Белая шляпа Бляйшица - [39]

Шрифт
Интервал

Вы были единственным ребенком в семье? — Да. — В еврейской семье? — Да. — О-о-о!!! Всё с вами понятно!!!

Лишь пошлость человечьего сердца может, пожалуй, превзойти удушье его же шаблонов.

…Действительно: я родилась в Ленинграде, на Петроградской стороне. И кабы меня оставили в покое, то есть просто предоставили бы самой себе — и этому городу — да, и этому городу, — я бы, как молодая волчица, жадно всосала б в себя сумрачный сок его камней — и его молодой костный мозг — особенно розовый в гулкой пустоте июньского утра. Да: моя душа родилась не в райском саду с его всенепременной тропической и субтропической флорой работы какого-нибудь Руссо — местом моего рождения был наоборотный, каменный сад — сразу двойной, опрокинутый в воды, которые, в свою очередь, отразились во всех мыслимых и немыслимых искусствах, и, если бы меня предоставили этому городу — просто оставили бы в покое — то я, как Маугли, конечно, нашла бы своих естественных наставников — нет, наставники сами нашли бы меня — да что там! — именно город и стал бы моим наставником, гувернёром, духовником, ангелом-хранителем, другом.

Но вышло не так. Моя мамаша спуталась с алкоголиком, имевшим претензии на какие-то художественные дарования, и пустилась мытарствовать с ним по всем захолустьям, какими богата наша, эпитет опустим, родина.
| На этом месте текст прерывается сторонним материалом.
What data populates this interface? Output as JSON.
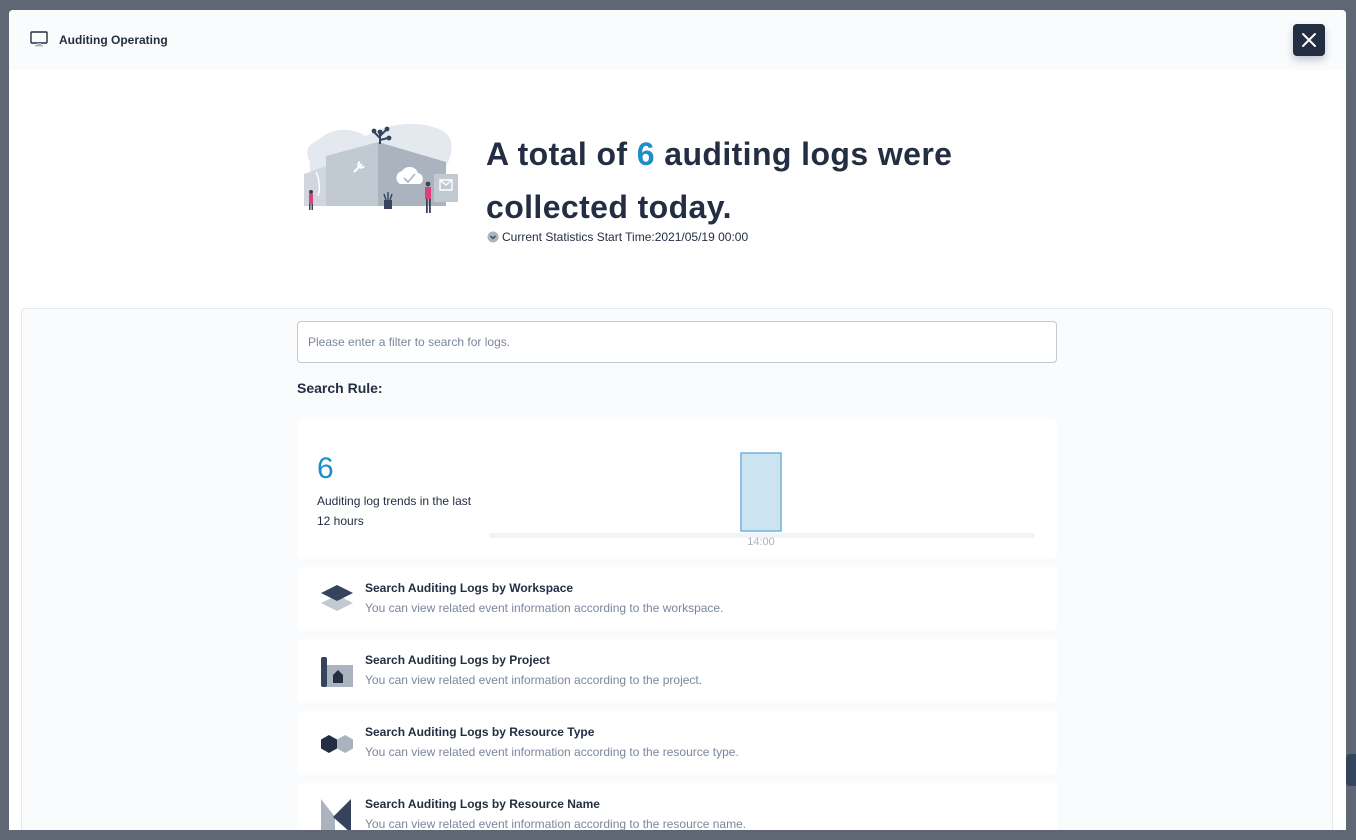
{
  "modal": {
    "title": "Auditing Operating",
    "close_label": "Close"
  },
  "hero": {
    "headline_prefix": "A total of ",
    "count": "6",
    "headline_suffix": " auditing logs were collected today.",
    "stats_start_label": "Current Statistics Start Time:2021/05/19 00:00"
  },
  "search": {
    "placeholder": "Please enter a filter to search for logs.",
    "value": "",
    "rule_label": "Search Rule:"
  },
  "trend": {
    "count": "6",
    "description": "Auditing log trends in the last 12 hours"
  },
  "chart_data": {
    "type": "bar",
    "categories": [
      "14:00"
    ],
    "values": [
      6
    ],
    "title": "",
    "xlabel": "",
    "ylabel": "",
    "ylim": [
      0,
      6
    ],
    "grid": false,
    "colors": {
      "bar_fill": "#cce4f2",
      "bar_stroke": "#6fb3dc",
      "baseline": "#eff4f9",
      "tick": "#abb4be"
    }
  },
  "rules": [
    {
      "icon": "workspace-icon",
      "title": "Search Auditing Logs by Workspace",
      "description": "You can view related event information according to the workspace."
    },
    {
      "icon": "project-icon",
      "title": "Search Auditing Logs by Project",
      "description": "You can view related event information according to the project."
    },
    {
      "icon": "resource-type-icon",
      "title": "Search Auditing Logs by Resource Type",
      "description": "You can view related event information according to the resource type."
    },
    {
      "icon": "resource-name-icon",
      "title": "Search Auditing Logs by Resource Name",
      "description": "You can view related event information according to the resource name."
    }
  ],
  "colors": {
    "accent": "#1c8fc8",
    "dark": "#242e42",
    "muted": "#79879c",
    "overlay": "#5f6774"
  }
}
Я находилась при них, как чемодан без ручки, — и везти утомительно, и в приют сдать непросто. Хотя острой необходимости в приюте и не было — ведь безбытность (с неизбежной «высокодуховностью» в роли идейной подоплёки) предполагает, в пику любому укладу, предельную простоту решений: для зимних каникул есть зимние лагеря, для летних каникул есть летние лагеря, а в остальное время года и того проще: маложелательное, но, увы, имеющееся в наличии дитя привычно забрасывается — где чернеется гнездо, туда кукушкино яйцо — к соседям соседей, знакомым знакомых, малознакомым, почти совсем не знакомым, а также знакомым почти незнакомых; консенсус венчает бутылка водки, всеобщий эквивалент, помноженная на количество месяцев-недель детского постоя.


…Бригады номадов, к которым прибилась моя мамаша со своим алкоголиком и с которыми, имея извращенные представления о «романтике» и «размахе», бродяжничала по очень удаленным от всего человеческого трущобам, состояли, в основе своей, вовсе не из «изгнанников и поэтов», а из двух, очень схожих, категорий.

Одну категорию составляли заматерелые неплательщики алиментов; беготня по городам и весям, по правде сказать, только прибавляла им детей. То есть темп их перебежек, скажем, из точки А в точку Б необъятной родины таинственным образом совпадал с последующим ускорением темпов деторождения именно в посещённых ими населённых пунктах, и, по мере того, как все большее количество исполнительных листов неслось за беглецами вдогонку, всё большее количество голодных до божественного соединения баб с разгону ловило их, запыхавшихся, черной дырой своего бездонного, хотя совсем не астрального лона; это было просто проклятие какое-то: осеменители-стайеры и хотели бы промахнуться, да не могли. И поскольку данное физическое занятие имело, как минимум, две составляющие, а именно: бег на длинные дистанции (не исключаю, что и на лыжах), скомбинированное, назовём так, со стрельбой, то данный вид телесной активности справедливо было бы считать близким к биатлону. Упомянутая категория беглецов, кроме того, делилась на две подгруппы. Биатлонисты более старомодного образца, в облегчение себе психологической стороны соития, церемонно врали, что разведены, — более новомодные, во избежание женитьбы, бесцеремонно врали, что женаты.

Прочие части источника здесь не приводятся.